NO WRITER ATTRIBUTED

Although the McCarthy scare has more than passed its peak in the United States, some branches of the Government, notably the Foreign Service have not yet recovered their peace of mind. The Foreign Service, indeed, has been subjected to a strain which may have had a more damaging affect on its value than the machinations of any individual Senator.

The function of the Foreign Service Officer as a competent and candid reporter of the political, economic, and cultural activities of the country to which he is assigned is his most important duty. It is this phase of his activities which has been most severely damaged. It is not, however, enough to blame McCarthyism for the decline in accurate reporting from the field. The blame lies also in the Dullesian personality and on the Secretary of State's attitude toward policy-making.

Foreign Service Officers, who under Acheson were made to feel that their chief was ready to come to their defense if they were attacked, have seen Dulles shy away from any contact with John Paton Davies or John Service, when these two men were placed on the sacrificial altar of anti-Communism. Men away from Washington were horrified by the State Department's cowardice in the Ladejinsky affair. Although these incidents did not necessarily demand the approach which Acheson took towards the accusations against Alger Hiss and Owen Lattimore, the lack of any outright defense of the State Department against the incursions of the Congress changed the atmosphere in the Foreign Service. From a feeling that the Secretary would at least attempt to protect their reputations, diplomats have come to realize that they are strictly on their own in any battles with Capitol Hill.

As a consequence of this pervasive attitude, the men who should be writing exactly what they see and what they think are submitting reports which in many cases are written to please, or at least not to irritate, powerful groups in Washington. The smarter Foreign Service officers are able to get their point and their observations across under a camouflage of outwardly harmless verbiage. The less acute reporters either say what they know the "right people" want to hear, or say the wrong, though perhaps honest thing and sometimes lose their post, their promotion, or their job. When a report is written with the idea that it will be read ten years from now or that what it says must not offend an important group of people, the report is likely to be somewhat less than honest.
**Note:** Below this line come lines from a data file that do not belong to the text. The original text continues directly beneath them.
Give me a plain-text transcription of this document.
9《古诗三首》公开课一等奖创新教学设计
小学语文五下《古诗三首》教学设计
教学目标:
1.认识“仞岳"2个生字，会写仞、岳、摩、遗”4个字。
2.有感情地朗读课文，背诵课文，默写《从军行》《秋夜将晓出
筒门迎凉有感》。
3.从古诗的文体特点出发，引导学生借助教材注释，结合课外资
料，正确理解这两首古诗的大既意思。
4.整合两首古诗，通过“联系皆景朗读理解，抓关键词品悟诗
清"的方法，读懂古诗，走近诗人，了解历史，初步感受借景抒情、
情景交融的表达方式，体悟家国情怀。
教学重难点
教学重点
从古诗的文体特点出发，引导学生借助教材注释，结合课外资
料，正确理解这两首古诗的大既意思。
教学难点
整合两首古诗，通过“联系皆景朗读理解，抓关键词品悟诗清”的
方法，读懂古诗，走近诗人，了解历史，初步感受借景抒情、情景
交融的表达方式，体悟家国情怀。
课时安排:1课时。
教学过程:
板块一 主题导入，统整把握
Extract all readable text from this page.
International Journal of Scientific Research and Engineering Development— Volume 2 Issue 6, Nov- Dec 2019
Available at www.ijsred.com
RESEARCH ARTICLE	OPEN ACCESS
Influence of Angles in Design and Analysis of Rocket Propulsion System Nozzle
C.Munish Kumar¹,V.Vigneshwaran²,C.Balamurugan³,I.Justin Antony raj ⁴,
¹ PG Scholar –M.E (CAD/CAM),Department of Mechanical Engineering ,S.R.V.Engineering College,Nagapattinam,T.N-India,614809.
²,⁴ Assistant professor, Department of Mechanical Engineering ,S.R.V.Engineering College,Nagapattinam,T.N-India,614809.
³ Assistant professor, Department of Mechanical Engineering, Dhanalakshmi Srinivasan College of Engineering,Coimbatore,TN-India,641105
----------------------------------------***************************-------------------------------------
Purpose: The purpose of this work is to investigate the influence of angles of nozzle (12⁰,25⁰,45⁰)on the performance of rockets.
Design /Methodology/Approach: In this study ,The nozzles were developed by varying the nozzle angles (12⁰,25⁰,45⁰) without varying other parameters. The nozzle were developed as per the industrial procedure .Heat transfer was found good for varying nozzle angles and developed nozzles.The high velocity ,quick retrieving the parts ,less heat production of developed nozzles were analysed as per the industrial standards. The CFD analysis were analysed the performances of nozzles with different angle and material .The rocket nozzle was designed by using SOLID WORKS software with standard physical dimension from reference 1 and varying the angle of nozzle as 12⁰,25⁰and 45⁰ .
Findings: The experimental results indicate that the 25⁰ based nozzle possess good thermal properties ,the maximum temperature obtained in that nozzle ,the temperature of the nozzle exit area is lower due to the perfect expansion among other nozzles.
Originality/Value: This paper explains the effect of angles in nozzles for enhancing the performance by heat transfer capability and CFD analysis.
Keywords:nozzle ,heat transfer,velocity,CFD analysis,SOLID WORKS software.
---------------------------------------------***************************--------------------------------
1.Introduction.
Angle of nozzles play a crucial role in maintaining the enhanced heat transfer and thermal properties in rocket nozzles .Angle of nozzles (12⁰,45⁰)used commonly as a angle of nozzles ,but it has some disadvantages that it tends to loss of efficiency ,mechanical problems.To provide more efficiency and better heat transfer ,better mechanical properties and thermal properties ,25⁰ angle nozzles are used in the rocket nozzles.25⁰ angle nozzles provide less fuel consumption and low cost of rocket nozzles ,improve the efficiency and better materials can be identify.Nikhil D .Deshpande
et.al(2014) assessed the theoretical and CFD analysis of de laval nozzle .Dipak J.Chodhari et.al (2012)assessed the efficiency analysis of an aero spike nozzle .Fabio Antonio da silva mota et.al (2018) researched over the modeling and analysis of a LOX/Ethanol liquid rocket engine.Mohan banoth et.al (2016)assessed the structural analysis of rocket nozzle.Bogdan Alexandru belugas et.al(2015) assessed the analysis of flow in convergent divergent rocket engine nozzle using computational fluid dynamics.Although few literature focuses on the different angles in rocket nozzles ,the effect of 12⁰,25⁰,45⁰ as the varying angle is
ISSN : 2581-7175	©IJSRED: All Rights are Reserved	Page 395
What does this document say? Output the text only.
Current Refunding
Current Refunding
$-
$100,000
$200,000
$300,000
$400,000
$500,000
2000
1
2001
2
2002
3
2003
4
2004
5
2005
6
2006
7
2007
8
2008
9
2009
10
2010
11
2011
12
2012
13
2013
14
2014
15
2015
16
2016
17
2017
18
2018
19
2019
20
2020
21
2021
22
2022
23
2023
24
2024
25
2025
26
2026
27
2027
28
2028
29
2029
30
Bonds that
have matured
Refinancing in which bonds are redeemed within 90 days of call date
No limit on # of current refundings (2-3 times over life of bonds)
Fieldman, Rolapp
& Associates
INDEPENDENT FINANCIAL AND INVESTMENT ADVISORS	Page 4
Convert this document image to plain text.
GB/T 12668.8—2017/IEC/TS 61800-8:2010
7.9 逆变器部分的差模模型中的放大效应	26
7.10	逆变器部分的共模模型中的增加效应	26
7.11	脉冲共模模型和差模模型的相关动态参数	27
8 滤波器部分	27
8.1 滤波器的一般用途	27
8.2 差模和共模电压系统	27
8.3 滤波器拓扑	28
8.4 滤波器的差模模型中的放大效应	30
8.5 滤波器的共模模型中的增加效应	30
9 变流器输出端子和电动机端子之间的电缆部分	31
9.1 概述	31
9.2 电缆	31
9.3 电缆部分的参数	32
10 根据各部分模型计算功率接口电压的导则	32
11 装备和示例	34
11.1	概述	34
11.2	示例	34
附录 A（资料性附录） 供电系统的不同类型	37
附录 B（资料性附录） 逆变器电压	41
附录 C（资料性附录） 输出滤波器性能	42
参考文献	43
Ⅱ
The lack of candor is not, however, a direct corollary of the fear of disagreeing with the head of the Foreign Relations Committee, the representative of the China Lobby, the lobbyist for the American Friends of the Middle East, or the Zionists. The real concern, and this is particularly true in the "trouble spot" areas--The Far East, the Middle East, and the Communist satellites--is that the report may go counter to an adopted party line in the State Department. Men and women who may not be afraid of the accusation of Communism do have a certain natural desire to keep their jobs. They have seen some of their colleagues sent to Mozambique or out of the Foreign Service simply for criticizing American foreign policy, particularly a brand new, bold, forthright, massive policy. Apparently it is perfectly acceptable to write what you think if you are stationed in Australia, but not if you are in Formosa, Beirut, or Belgrade.

Mr. Dulles allegedly said in 1953, when he took office, that he could run the Department with twelve good men (and we assume, true). Unless he takes constructive steps to reassure the career Foreign Service officers of their security and of the necessity for candor in their reports, he may get his wish.